The mitotic spindle checkpoint protects against chromosome missegregation and aneuploidy by delaying sister chromatid separation in the presence of unattached or improperly attached kinetochores. For this purpose, spindle checkpoint proteins accumulate on unattached or mis-attached kinetochores to prevent activation of the anaphase-promoting complex/cyclosome (APC/C) and delay anaphase onset. The DNA damage response on the other hand, is a complex network of signaling pathways that coordinates cellular reactions, ranging from cell cycle arrest and DNA damage repair to the induction of senescence or apoptosis, to DNA lesions.

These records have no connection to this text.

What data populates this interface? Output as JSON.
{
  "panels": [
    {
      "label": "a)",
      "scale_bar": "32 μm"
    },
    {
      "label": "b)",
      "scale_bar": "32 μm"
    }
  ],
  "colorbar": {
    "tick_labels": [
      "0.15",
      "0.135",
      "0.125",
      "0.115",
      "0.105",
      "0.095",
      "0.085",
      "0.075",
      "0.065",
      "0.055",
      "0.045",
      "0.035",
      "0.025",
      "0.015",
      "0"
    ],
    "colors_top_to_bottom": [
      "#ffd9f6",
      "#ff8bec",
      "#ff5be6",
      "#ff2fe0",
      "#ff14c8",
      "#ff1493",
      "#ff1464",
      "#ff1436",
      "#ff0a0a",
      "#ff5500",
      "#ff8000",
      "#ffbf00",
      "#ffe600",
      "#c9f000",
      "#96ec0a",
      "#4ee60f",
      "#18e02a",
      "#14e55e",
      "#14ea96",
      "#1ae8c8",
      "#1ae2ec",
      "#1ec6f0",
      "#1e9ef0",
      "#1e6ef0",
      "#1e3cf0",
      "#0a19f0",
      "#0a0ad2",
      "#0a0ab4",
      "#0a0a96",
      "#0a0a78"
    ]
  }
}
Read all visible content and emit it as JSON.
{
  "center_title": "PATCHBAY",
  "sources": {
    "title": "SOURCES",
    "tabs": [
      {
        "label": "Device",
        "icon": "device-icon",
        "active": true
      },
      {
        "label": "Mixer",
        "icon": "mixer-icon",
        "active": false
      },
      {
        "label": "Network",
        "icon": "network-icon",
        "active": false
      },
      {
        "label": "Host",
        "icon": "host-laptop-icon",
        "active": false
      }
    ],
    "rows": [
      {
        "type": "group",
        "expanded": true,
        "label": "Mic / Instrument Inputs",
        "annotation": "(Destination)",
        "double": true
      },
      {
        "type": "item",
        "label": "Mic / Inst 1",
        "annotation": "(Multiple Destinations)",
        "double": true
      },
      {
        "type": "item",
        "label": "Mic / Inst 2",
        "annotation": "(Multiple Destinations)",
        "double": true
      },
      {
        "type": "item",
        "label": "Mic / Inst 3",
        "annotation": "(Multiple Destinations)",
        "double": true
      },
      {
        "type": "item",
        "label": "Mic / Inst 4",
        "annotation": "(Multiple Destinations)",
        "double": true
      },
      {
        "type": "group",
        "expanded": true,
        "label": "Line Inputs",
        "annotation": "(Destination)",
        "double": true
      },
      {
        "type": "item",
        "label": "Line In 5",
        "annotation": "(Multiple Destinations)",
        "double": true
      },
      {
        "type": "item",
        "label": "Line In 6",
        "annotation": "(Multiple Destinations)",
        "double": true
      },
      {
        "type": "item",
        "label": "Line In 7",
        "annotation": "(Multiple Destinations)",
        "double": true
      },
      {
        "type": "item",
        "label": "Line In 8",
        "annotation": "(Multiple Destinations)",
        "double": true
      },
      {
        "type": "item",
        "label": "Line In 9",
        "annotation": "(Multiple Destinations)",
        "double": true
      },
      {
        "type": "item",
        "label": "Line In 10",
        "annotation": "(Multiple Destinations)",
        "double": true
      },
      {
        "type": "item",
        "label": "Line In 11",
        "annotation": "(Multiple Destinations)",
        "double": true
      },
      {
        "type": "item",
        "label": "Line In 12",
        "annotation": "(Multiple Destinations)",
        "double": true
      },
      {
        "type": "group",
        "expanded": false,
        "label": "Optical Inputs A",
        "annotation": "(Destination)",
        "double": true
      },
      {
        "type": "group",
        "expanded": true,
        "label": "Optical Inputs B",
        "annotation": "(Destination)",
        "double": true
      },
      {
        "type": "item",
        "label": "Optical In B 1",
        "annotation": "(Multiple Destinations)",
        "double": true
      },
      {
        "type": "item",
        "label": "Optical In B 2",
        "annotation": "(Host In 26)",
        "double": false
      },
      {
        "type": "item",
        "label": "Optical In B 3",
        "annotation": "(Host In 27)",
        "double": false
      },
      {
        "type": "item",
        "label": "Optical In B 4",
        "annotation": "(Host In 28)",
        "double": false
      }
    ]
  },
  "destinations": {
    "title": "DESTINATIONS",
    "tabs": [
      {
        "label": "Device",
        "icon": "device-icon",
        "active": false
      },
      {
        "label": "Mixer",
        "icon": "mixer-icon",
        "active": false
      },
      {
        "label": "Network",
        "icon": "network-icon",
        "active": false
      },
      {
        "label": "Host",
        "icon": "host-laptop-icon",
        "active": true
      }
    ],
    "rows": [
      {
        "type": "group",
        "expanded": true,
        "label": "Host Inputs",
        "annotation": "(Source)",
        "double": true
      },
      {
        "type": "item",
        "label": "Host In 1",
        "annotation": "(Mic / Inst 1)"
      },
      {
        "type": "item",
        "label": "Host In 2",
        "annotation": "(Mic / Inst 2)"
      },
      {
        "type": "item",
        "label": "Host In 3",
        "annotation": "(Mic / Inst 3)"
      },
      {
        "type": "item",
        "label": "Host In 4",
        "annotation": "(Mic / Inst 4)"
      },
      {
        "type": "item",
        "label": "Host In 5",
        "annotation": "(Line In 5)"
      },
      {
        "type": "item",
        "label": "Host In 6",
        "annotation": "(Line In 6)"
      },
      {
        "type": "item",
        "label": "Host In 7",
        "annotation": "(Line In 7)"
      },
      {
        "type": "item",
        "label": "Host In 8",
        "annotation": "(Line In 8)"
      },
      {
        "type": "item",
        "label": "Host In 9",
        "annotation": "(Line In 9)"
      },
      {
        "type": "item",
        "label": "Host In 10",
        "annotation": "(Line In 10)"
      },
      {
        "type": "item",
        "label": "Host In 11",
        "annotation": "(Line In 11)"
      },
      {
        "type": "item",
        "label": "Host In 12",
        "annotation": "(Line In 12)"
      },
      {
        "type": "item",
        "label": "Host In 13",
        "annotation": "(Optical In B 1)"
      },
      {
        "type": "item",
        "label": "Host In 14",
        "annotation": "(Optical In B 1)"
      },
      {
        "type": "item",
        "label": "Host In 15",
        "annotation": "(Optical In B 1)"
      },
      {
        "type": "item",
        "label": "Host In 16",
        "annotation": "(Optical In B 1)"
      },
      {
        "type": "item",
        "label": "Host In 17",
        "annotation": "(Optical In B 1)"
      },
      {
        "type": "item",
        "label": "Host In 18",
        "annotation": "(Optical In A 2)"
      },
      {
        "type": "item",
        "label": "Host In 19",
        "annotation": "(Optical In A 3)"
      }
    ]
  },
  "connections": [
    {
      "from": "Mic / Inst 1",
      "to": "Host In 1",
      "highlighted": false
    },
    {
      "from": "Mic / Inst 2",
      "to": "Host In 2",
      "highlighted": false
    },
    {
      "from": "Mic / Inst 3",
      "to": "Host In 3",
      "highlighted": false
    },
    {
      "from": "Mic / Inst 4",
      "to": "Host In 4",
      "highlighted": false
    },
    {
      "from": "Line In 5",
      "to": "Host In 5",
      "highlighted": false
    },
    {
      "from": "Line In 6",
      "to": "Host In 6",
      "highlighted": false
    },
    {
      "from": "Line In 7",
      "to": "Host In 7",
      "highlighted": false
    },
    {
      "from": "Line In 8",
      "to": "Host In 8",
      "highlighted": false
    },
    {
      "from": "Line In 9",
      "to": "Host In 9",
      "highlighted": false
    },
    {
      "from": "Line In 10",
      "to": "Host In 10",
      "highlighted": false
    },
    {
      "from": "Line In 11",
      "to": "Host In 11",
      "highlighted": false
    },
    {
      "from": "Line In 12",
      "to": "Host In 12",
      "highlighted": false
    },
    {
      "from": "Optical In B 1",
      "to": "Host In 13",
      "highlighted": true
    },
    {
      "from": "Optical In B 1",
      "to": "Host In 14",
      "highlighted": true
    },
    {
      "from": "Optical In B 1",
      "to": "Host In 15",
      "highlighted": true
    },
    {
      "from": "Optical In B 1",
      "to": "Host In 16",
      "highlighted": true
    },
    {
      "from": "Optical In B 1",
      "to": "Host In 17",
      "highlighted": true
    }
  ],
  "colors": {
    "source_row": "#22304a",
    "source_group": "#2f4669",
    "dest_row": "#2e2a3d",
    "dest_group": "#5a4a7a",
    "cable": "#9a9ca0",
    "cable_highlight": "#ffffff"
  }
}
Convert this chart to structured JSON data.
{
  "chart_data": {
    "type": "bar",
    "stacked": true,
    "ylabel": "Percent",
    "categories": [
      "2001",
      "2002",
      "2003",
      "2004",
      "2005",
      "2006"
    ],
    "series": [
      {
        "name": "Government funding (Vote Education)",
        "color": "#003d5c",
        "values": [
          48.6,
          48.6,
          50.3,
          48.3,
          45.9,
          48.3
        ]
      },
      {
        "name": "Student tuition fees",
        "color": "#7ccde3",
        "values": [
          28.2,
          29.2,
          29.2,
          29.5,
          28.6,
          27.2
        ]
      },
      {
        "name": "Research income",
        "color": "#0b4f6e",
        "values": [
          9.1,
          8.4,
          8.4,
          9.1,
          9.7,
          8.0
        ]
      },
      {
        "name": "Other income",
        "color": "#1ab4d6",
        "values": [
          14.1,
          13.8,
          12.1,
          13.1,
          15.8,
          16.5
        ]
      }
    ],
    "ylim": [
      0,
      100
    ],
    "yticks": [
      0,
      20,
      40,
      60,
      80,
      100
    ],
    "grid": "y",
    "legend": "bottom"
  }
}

·       Studies ranging from the 1950s until recently had suggested that the DNA damage response and the mitotic cell division are unrelated processes with the former preserving genome stability during interphase and the cell division machinery ensuring accurate distribution of the genetic material to the two daughter cells. Findings from our lab were perhaps the first to challenge this view and it is now becoming recognized that DNA damage response proteins also play essential roles in mitosis in the absence of damaged DNA, indicating functional interactions between these two essential mechansms that maintain genome stability.

·       More specifically, we showed that the DNA damage response kinases Chk1 and Chk2 promote correction of misattached kinetochore-microtubules and spindle checkpoint signaling by phosphorylating the Aurora B kinase, an important regulator of mitotic cell division that forms the catalytic core of the chromosomal passenger complex (CPC), in prometaphase. We also identified serine 331 (S331) as the conserved Chk1/Chk2-site on Aurora B and determined how phosphorylation of this site promotes Aurora B catalytic activity.

·       We also demonstrated that the endosomal sorting complex required for transport (ESCRT) protein Chmp4c promotes optimal chromosome alignment and segregation by interacting with kinetochore-microtubules and by promoting localization of the RZZ (Rod-Zw10-Zwilch) spindle checkpoint complex to unattached kinetochores. These findings identify unexpected connections between the membrane remodeling and mitotic machineries that remain to be fully explored.

Incompletely segregated DNA can lead to formation of chromatin bridges, i.e. strings of chromatin connecting the anaphase poles or daughter nuclei, that are associated with chromosomal instability in human tumours and tumourigenesis in mouse models. In the presence of chromatin bridges, human cells delay abscission to prevent chromatin breakage and this “abscission checkpoint” is dependent on Aurora B catalytic activity at the midbody.

·       Our lab has identified Cdc-like kinases (Clks; kinases with previously known roles in regulating alternative splicing) as upstream regulators of Aurora B in the abscission checkpoint, through Clk-mediated Aurora B-S331 phosphorylation.

·       We also showed that Chk1 has an indirect role in protecting cells against chromatin bridges, by stabilizing BLM helicase to facilitate resolution of DNA replication intermediates that can lead to DNA bridges.

·       We also identified a novel ATM-Chk2-INCENP pathway that relays chromatin bridges to the CPC to impose the abscission checkpoint and prevent chromatin bridge-breakage in cytokinesis in human cells. We are now further investigating the molecular "sensors" involved.

The mitotic spindle is a microtubule-based apparatus that mediates segregation of sister chromatids to the two daughter cells. Errors in spindle formation can lead to chromosome mis-segregation and aneuploidy that are associated with human genetic syndromes, cancer predisposition, or birth defects. As a result, how the mitotic spindle assembles and performs its functions is a matter of intense investigation.

·       We have identified novel proteins that promote spindle microtubule polymerization and optimal spindle formation and are investigating how they function. Because spindle disruption by microtubule poisons is a valid anticancer strategy, inhibition of these newly identified proteins may enhance the efficacy of tumour cell killing by microtubule drugs and improve cancer therapy.